The advent of Hadoop for processing Big Data many years ago solved the problem of needing to scale hardware to specialized and impractical dimensions, both from the specification as well as cost points of view. Hadoop distributes processing and storage to smaller units of hardware and allows new hardware to be added as required. These smaller units of hardware could be cheap, non-specialized commodity server hardware. This makes the proposition of working with Big Data more attractive from the point of view of the investment required in hardware over time.
The in-premise cost illusion. At the same time, even commodity hardware may reveal some issues of its own, ones that may not seem visible at first. In an environment where the demand for Hadoop usage occurs at regular intervals, and usage is either more or less constant or usually on a rising trend, the popular decision is to keep adding new hardware as needed, and to replace any old hardware that reaches end-of-life.
But this may not be the usual pattern of Hadoop usage everywhere. There may be times when Hadoop usage needs to increase for short durations, and new hardware is added in response. But what happens when usage comes down for long periods of time or when usage is relatively infrequent? Regardless of whether the hardware used is relatively inexpensive, chances are that it still piles up, it needs physical rack space and cabling, all representing a waste of capital and maintenance. Apart from that it would need to be replaced upon obsolescence, even if only occasionally used.
Evaluating cloud solutions. This is where the cloud providers come in with the business case for their offerings. By moving Hadoop processing and storage to the cloud the problem of accumulating hardware in-house seems to go away. If only it were that easy to decide, though. One of the first and most obvious questions that arises is about whether to build a private cloud or go to a public cloud, or whether to use a hybrid approach.
The answer there lies in the pattern of usage. If demand size is predictable a private cloud makes sense. But again, this is valid for the case where utilization is fairly high and constant, otherwise the expense on unused cloud storage and processing gets wasted. In many cases demand will neither be completely predictable nor constant, in which case the public cloud may make better sense until one factors in network performance issues and the cost of data transfers between machines on the cloud, and between the cloud and on-premises platforms. If data has to move frequently between in-house storage and Hadoop in a public cloud there may be risks of network delays, latency or service disruption and hard-to-predict data transfer costs. The decision about cloud utilization and privacy has to be made depending on the business criticality versus the cost of latency (or an outage) and the cost of cloud utilization. Since it is Big Data involved, the time taken to upload data may itself be significant, and this is a factor that may not arise with “small” data.
Even the frequency of data movement between in-house storage and the cloud may not always be quite predictable. In certain scenarios data that is processed once may not be needed again for the foreseeable future, in which case it can be backed up outside of the cloud. But if there’s a good possibility it may be recalled within a short period (i.e., less than the archive window) it makes sense to retain it on the cloud rather than move it back in-house. This again, points to a larger utilization of cloud capacity, and the related cost.
There’s more.

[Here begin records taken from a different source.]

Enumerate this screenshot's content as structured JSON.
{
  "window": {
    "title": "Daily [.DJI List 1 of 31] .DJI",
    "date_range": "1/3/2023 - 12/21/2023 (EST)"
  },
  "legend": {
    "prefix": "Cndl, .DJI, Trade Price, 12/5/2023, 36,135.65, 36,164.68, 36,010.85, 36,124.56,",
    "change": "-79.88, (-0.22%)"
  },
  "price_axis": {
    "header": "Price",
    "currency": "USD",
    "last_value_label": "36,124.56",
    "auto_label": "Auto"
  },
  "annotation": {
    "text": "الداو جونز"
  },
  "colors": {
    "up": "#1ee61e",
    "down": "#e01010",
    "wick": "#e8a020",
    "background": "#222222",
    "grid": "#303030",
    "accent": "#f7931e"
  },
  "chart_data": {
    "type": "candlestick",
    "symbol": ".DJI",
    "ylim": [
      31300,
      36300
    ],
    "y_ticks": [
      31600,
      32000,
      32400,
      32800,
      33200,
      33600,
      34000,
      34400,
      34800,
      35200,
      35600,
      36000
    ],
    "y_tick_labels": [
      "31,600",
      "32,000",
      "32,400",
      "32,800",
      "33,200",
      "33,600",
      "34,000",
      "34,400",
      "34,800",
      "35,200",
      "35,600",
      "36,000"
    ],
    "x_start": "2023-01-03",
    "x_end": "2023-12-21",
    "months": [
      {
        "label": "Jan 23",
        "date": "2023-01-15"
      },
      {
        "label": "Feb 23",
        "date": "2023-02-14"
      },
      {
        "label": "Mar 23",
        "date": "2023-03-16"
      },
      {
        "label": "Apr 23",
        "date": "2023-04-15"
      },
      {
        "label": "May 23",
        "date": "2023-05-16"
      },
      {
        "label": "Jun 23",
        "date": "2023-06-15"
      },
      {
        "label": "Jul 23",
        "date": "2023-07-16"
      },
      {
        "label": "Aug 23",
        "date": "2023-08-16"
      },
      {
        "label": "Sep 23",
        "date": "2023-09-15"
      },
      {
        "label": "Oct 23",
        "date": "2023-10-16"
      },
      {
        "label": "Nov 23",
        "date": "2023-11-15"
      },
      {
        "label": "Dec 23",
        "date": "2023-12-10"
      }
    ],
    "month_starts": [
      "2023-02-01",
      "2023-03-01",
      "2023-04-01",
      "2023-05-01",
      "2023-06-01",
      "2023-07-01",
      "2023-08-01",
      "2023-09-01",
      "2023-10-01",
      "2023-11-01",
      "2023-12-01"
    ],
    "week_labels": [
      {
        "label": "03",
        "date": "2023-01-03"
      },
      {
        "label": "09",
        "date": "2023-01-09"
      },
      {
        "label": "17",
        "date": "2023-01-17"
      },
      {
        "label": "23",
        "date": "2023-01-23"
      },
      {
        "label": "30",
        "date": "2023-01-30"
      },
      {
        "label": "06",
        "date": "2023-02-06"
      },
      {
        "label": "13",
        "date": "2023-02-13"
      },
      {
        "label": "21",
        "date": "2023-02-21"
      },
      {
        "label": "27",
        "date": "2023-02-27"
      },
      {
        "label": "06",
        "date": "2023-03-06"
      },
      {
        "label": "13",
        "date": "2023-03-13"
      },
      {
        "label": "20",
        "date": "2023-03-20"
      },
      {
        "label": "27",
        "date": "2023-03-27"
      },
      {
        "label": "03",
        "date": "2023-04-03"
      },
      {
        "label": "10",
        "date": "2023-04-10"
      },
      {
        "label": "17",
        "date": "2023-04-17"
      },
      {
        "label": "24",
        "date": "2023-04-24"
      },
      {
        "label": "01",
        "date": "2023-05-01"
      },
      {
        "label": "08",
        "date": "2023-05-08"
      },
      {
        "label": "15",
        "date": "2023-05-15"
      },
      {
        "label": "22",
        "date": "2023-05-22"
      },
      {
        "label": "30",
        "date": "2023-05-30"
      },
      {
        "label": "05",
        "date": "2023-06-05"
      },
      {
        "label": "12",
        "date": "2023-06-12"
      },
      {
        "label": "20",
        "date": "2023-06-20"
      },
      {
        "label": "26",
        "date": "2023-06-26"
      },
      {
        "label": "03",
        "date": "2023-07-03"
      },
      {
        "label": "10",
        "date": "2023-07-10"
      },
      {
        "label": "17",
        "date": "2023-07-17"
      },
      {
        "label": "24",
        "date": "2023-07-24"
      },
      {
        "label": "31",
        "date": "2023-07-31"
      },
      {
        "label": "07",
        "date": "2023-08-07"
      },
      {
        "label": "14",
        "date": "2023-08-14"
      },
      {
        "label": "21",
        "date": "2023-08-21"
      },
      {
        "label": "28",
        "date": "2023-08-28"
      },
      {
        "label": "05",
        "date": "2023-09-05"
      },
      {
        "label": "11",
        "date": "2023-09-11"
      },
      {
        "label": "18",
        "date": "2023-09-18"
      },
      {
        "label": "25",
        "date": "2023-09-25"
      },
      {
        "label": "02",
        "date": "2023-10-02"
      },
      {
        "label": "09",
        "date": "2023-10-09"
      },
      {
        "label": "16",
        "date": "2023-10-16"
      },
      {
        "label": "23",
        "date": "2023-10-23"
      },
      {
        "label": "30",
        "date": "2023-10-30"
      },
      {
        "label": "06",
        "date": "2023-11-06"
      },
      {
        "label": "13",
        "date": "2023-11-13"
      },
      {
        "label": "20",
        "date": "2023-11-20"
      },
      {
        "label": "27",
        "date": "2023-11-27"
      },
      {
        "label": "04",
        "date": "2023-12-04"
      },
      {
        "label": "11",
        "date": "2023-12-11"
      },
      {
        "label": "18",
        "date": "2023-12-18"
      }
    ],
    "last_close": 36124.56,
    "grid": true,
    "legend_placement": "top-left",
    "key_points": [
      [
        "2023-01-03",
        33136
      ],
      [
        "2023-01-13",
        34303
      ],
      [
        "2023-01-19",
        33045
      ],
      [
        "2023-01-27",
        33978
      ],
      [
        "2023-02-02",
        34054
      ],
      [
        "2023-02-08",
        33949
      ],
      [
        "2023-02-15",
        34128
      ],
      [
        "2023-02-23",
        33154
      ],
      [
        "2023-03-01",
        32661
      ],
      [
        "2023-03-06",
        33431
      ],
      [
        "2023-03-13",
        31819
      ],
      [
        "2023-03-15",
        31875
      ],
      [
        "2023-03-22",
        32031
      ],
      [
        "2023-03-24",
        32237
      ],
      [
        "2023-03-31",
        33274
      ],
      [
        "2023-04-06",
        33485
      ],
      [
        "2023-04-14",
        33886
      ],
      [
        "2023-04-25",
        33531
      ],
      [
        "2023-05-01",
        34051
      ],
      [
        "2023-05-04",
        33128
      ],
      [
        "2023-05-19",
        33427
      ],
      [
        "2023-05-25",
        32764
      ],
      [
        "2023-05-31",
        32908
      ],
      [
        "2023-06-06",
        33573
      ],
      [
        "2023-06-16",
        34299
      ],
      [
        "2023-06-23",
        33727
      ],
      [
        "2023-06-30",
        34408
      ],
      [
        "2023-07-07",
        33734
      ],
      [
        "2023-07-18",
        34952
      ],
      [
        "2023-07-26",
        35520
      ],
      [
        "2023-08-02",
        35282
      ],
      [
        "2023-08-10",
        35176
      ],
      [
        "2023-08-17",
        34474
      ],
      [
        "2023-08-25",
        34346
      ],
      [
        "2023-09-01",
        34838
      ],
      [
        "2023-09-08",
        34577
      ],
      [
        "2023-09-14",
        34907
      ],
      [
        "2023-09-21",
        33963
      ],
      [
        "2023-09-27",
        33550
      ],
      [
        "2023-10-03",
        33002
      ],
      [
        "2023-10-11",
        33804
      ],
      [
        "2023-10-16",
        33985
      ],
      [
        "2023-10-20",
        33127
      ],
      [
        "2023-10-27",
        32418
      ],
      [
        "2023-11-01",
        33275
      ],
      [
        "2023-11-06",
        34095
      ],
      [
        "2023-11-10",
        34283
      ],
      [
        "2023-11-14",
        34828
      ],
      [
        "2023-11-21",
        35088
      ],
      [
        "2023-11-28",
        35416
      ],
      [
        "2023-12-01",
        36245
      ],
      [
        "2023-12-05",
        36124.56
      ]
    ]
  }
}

Cloud services have come a long way in just a few years, though, so once the decision to move to the cloud has been made, there are several advantages to it that because of the various use cases that the major providers cover with special purpose services that abstract the problems of physical space and hardware variety, ease of setup and maintenance. Last but not least there’s the issue of data security. Cloud providers do offer security for different parts of the cloud stack and how it works with Hadoop implementations needs to be looked at closely so that all angles are covered.
Obviously, moving Hadoop to the cloud to take advantage of its benefits is viable and can make sense. However, as with moving any other enterprise system to the cloud, there are always considerations to be taken into account that are unique to the concept of Hadoop.